"Ela ajudava-me com explicações, conselhos (...). Ajudou-me muito", explicou Francisco na entrevista difundida pelo canal 13 da Argentina, segundo a agência de notícias espanhola Europa Press.
A entrevista foi conduzida pelo jornalista argentino Nelson Castro, que trabalha para os canais 13 e Todo Noticias, de Buenos Aires, e que escreveu o livro "La salud de los papas" (A saúde dos papas).
O livro, publicado em 2021, inclui um capítulo sobre Francisco, que contém informações que o próprio Papa lhe referiu na entrevista divulgada na terça-feira.
Segundo o jornal Clarín, o Papa pediu a Castro que não divulgasse os áudios da entrevista antes de morrer.
No diálogo com o jornalista, Jorge Mario Bergoglio afirmou que nunca se submeteu à psicanálise, mas que consultou uma psiquiatra durante alguns meses durante a ditadura, quando era o superior da Companhia de Jesus no país sul-americano.

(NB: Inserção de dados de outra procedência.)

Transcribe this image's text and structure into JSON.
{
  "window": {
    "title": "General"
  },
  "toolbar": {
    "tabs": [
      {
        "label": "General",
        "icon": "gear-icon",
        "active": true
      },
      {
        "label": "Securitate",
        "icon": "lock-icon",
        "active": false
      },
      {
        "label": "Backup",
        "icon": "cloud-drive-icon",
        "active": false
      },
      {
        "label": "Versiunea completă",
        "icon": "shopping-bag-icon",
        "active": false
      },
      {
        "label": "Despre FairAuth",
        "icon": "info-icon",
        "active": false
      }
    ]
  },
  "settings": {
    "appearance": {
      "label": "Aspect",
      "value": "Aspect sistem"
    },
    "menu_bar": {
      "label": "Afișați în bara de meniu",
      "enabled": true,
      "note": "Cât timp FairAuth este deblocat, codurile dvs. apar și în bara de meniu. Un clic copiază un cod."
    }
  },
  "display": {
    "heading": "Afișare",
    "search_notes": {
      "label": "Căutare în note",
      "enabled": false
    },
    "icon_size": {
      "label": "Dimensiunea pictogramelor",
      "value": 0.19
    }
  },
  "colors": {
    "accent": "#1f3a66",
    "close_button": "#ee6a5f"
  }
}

"Foram tempos difíceis porque havia a ditadura, o problema do resgate de pessoas, as pessoas escondidas... Havia coisas que eu não sabia como lidar bem", afirmou, também citado pela agência de notícias espanhola EFE.
Explicou que a psiquiatra o ajudou a "clarificar certas coisas" e a enfrentar certos medos que lhe surgiram.
Deu o exemplo de quando teve de transportar pessoas procuradas pela ditadura escondidas no carro e passar por vários postos de controlo militar.
Defendeu que as neuroses são companheiras para toda a vida.
"Uma vez, li um livro que me fez rir à gargalhada: 'Alegra-te por ser neurótico'. Ou seja, é bom saber onde é que os ossos espirituais estão a ranger. Neurose é querer fazer tudo rapidamente. Não, [deve ser] devagar. É preciso conhecer", afirmou.
Relativamente à ansiedade, disse que a tinha dominado e conseguido que não o afetasse.
Francisco considerou que "todos os padres devem saber alguma coisa sobre psicologia humana".
"Às vezes, alguns sabem-no por sabedoria natural, porque são sábios, mas estudar psicologia hoje é necessário para o trabalho pastoral. Na altura, ajudou-me a esclarecer certas coisas, mecanismos, certos medos que eu tinha", referiu.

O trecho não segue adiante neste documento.